The first thing the perceptive viewer notices about the monumental watercolors of Salvatore Ventura is that the medium of watercolor is being coaxed to do something outside its usual domain. Watercolor has come to be associated with ephemeral nature because of its ability to record the effect of light and delicate subtleties. One thinks of the heroic watercolors of Turner.

When it has been used in conjunction with urban life or architecture, it has been primarily to record, to make notebook sketches. Ventura convincingly gives watercolor the task of delineating a stolid subject matter. The latent irony in his choice of medium, and the straightforward way in which it succeeds, adds to the power of his work. Imperfect details crop up: Ventura permits his translucent medium to bleed occasionally and selectively. This declaration of vulnerability only serves to call attention to the heroic use to which the artist is putting his medium.
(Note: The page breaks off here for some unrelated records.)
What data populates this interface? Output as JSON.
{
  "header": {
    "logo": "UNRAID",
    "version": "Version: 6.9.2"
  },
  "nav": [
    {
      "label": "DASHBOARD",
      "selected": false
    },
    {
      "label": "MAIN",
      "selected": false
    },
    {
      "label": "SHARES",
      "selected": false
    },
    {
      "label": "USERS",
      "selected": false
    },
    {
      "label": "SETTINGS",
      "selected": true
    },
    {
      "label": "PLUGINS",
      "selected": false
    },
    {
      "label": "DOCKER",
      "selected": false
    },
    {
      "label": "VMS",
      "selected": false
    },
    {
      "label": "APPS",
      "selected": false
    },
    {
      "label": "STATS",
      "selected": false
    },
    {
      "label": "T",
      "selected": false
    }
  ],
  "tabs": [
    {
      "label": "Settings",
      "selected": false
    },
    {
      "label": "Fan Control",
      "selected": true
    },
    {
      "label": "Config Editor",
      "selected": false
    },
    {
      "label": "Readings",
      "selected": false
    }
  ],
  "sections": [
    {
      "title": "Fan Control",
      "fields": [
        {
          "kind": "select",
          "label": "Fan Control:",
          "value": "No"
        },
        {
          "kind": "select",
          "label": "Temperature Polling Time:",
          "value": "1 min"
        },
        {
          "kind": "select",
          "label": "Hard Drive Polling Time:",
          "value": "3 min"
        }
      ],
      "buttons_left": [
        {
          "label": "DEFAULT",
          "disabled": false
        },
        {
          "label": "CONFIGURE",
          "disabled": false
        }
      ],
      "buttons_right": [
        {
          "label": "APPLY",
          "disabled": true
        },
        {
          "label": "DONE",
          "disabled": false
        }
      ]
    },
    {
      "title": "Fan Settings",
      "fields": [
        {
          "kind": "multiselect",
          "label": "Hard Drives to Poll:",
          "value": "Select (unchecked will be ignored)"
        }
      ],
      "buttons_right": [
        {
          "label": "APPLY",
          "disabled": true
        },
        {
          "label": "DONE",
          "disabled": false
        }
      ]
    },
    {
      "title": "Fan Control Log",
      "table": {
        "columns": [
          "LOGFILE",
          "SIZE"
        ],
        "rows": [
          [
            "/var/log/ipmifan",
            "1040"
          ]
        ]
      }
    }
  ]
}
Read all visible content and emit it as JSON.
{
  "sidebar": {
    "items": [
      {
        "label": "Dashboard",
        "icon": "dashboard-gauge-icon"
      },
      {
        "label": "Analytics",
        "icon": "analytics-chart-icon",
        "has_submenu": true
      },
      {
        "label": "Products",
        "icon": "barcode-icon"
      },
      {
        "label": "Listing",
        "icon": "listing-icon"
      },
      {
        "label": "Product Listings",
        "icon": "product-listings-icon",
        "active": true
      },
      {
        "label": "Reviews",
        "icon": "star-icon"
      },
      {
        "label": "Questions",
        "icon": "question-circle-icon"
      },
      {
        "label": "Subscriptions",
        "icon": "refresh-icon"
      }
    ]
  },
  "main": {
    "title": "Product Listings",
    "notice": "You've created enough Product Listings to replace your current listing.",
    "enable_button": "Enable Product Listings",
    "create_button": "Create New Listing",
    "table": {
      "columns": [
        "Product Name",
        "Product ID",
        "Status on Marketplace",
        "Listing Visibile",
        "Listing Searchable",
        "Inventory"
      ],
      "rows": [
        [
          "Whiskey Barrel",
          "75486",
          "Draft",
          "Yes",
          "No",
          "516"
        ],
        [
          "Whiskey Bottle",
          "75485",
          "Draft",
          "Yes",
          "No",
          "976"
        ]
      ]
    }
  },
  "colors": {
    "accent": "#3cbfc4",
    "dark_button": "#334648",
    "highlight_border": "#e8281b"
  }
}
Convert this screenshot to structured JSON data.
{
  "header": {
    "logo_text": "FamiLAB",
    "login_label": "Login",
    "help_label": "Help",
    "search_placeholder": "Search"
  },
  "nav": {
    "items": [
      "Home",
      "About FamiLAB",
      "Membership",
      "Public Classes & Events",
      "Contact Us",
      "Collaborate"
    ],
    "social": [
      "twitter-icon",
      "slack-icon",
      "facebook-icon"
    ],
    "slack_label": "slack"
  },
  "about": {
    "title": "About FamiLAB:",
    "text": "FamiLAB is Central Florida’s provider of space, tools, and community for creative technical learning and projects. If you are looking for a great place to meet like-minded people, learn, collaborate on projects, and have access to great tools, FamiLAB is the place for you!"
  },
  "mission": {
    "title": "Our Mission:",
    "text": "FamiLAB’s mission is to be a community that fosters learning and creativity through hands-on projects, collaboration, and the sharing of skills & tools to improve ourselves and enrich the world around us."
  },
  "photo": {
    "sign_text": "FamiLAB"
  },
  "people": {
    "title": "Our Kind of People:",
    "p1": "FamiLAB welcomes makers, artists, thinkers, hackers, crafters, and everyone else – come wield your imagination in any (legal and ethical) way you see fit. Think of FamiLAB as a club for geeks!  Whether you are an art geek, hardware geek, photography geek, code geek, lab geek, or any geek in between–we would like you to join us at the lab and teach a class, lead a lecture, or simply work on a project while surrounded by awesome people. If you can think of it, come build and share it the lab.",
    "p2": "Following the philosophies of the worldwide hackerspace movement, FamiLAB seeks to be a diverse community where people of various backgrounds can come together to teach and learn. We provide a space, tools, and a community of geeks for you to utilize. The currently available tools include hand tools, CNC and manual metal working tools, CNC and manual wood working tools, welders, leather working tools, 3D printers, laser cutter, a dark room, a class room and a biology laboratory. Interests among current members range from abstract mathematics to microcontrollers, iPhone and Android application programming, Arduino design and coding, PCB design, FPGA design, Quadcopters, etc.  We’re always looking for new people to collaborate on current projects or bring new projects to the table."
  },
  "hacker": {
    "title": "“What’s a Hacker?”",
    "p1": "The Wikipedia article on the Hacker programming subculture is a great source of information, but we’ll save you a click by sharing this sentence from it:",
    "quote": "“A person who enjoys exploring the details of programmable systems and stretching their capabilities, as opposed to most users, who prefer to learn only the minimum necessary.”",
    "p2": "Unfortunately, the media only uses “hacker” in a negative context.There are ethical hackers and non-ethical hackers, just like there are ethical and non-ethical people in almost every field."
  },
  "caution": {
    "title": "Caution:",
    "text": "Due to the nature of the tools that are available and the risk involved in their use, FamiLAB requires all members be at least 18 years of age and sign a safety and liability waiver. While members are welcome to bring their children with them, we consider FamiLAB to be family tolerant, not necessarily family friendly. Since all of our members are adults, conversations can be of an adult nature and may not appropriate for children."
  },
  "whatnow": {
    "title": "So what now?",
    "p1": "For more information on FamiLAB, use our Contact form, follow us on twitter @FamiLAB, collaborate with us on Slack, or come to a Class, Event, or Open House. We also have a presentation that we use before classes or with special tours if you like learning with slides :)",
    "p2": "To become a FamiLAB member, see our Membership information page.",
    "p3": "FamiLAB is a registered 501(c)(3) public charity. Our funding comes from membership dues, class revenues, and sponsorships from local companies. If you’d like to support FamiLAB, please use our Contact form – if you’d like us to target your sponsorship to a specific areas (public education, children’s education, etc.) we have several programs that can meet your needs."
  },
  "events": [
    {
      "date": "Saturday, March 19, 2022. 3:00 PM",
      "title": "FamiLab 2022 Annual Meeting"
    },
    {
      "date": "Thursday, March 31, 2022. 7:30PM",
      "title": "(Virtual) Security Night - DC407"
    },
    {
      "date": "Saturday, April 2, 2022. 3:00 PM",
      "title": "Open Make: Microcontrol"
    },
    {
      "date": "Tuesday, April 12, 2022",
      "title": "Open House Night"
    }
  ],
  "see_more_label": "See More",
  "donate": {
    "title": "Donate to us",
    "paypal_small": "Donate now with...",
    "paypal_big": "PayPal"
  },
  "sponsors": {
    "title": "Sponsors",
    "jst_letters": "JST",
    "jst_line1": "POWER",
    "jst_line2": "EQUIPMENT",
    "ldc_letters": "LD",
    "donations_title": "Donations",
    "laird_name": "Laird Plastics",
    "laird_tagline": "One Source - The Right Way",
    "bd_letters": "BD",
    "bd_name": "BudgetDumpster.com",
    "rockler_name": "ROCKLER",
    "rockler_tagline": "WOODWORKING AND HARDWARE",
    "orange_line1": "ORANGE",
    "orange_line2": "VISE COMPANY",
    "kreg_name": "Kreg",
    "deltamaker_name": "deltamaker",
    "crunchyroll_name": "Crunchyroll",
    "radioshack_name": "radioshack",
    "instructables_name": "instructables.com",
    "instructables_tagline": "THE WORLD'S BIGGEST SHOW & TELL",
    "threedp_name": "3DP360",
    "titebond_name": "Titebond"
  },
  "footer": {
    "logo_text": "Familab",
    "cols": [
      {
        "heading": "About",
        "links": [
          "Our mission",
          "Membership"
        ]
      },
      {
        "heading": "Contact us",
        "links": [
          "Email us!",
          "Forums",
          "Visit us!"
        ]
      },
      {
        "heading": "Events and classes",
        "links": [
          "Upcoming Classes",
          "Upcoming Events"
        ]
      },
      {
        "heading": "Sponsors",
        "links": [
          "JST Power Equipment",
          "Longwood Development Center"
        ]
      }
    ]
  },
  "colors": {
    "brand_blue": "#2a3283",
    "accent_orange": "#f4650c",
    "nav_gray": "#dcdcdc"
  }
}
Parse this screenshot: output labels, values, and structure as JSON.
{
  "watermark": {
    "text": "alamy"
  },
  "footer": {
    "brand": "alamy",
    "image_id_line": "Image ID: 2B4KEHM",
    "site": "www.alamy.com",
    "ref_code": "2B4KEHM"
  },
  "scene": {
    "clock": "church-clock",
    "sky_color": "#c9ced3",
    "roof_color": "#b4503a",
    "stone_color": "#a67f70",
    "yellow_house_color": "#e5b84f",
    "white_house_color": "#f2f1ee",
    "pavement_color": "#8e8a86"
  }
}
Ventura understands the power that can be gained from compression. He works from photographs of entire facades but rigorously goes over the photograph with a framing device to isolate parts of the whole. By capturing only parts, Ventura confounds our usual expectations somewhat; though subject matter is omnipresent, there is a reduction to pure form, to geometry. In many respects Ventura is a geometric abstractionist.

But that there it a tie to reality cannot be gotten away from and this is the hidden strength of the work. This isn't abstraction but, as Ventura puts it, "cold hard reality." He goes on to say as a general philosophy, that "to some extent we're all involved in the hyper real," a phrase which captures the hard-bitten temper of our times. This uncompromising attitude works against the nostalgia that inevitably accompanies the use of grand edifices as exclusive subject matter. Ventura's cropping, using only a part of the whole, assures that the paintings won't drift into picturesqueness, but will have above all an elemental dynamism.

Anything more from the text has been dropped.